Patinetes elétricos: não há em MT, mas deputado quer regulamentar

Pelo projeto, usuários não podem ultrapassar os 20 km/h e devem andar em ciclovias; será que a moda pega?

Em São Paulo, patinetes elétricos já são regulamentados - Foto: Rovena Rosa/Agência Brasil

Os patinetes elétricos já viraram febre na Europa, tendo inclusive sido motivo de discussões sobre a regulamentação em Paris (França), já que inúmeros acidentes ocorreram nos últimos meses. No Brasil, eles já ganharam as ruas das principais capitais, como são os casos de Rio de Janeiro e São Paulo.

A moda ainda não chegou em Cuiabá, pelo menos por enquanto. Porém, já tem gente se antecipando para regulamentar o uso dos patinetes elétricos, como o deputado estadual Wilson Santos (PSDB).

Uma das normas contidas no projeto é com relação à velocidade, que não poderia ultrapassar os 20 km/h. Além disso, andar de patinete elétrico só seria permitido em ciclovias e ciclofaixas que, vale destacar, raramente se encontram em Cuiabá. E andar à noite com o equipamento só seria possível com sinalização noturna e dianteira.

O projeto de lei também impõe regras às empresas que disponibilizam esse tipo de equipamento, geralmente na modalidade de aluguel: é necessário que o patinete disponha de velocímetro, farol dianteiro de cor branca ou amarela e lanternas de cor vermelha na parte traseira.

Deputado Wilson Santos: patinetes só devem andar a 20 km/h

As empresas também devem divulgar um número de contato para uma central de atendimento 24 horas. Isso porque, em caso de o equipamento estar estacionado de forma irregular, essa central deverá disponibilizar informações sobre os equipamentos – e as empresas têm como responsabilidade recolher os patinetes em um prazo de 2 horas.

“Apesar de existirem pontos privados nos quais os patinetes elétricos ficam estacionados, eles podem ser pegos ou deixados em qualquer estação. Isso porque o serviço de compartilhamento desses patinetes ocorre, em geral, no sistema dockless, ou seja, fora de estações pré-definidas. Onde já estão disponibilizados, das 8h às 20h.
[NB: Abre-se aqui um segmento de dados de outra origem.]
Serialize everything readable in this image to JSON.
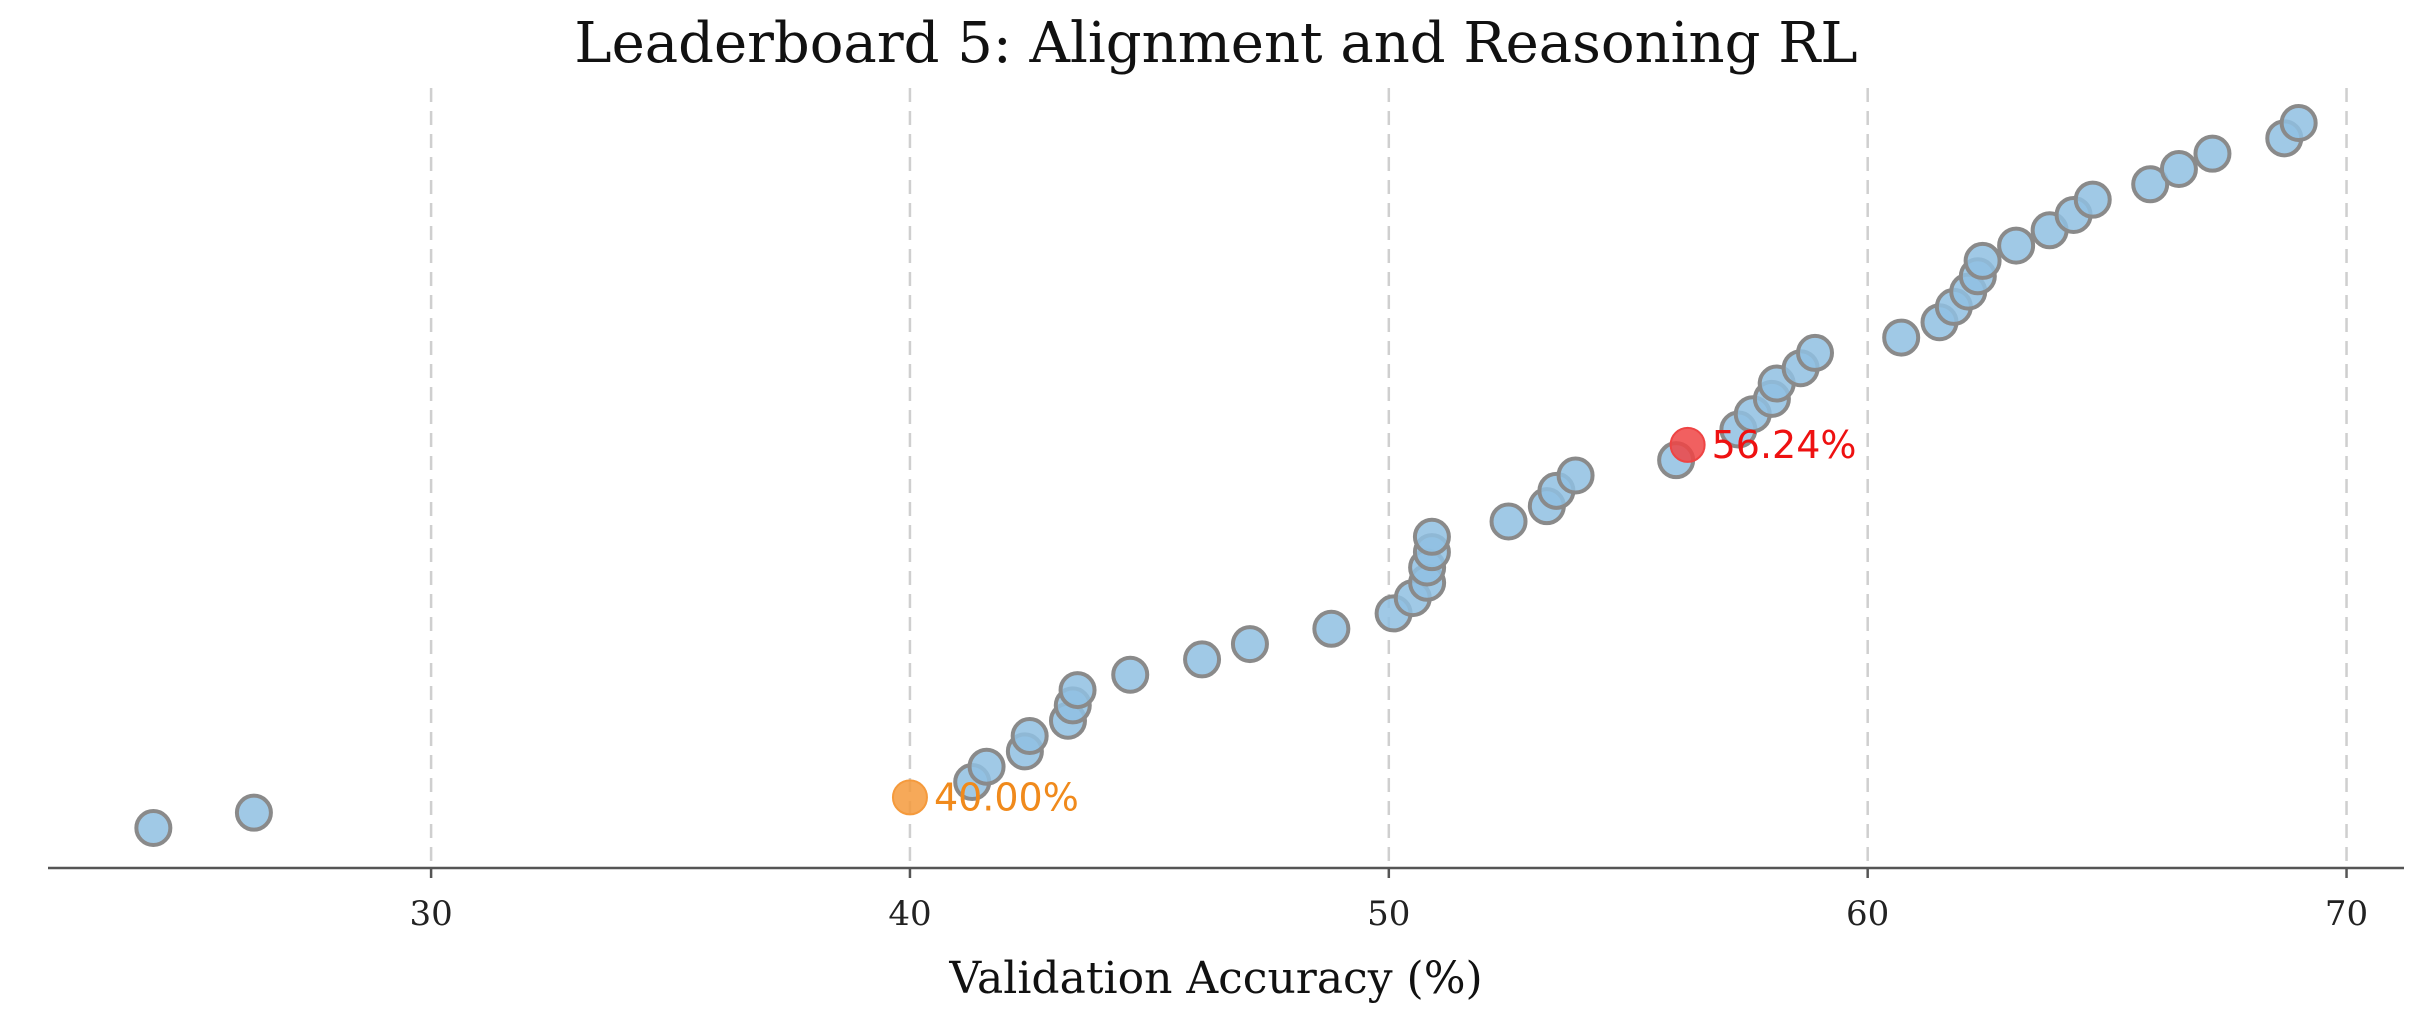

Após esse período, a empresa responsável recolhe os patinetes para recarga, manutenção e limpeza” diz trecho da justificativa do projeto de lei.

O sistema “dockless”, do qual o deputado faz referência, é conhecido por ser um sistema compartilhado de transporte, onde o equipamento não teria “dono”. Este tipo de sistema não chegou a Cuiabá nem mesmo na modalidade de bicicletas, que são bastante comuns em outras capitais brasileiras. Vale acompanhar se a moda pega agora na modalidade patinete elétrico.

O outro lado

Em nota, a assessoria de imprensa do deputado Wilson Santos esclareceu que a transação de produtos eletrônicos pela internet atualmente é uma realidade. Sendo assim, o equipamento pode ser adquirido pela internet e utilizado em qualquer município mato-grossense.

A assessoria também esclareceu que o deputado estadual está se antecipando ao debate, já que o patinete elétrico tem preço abaixo de motocicletas e carros tradicionais, o que pode expandir sua adesão no Brasil e em Mato Grosso.

Por fim, a assessoria pontuou que todo projeto de lei protocolado é naturalmente debatido e pode ser aperfeiçoado após consultas e sugestões.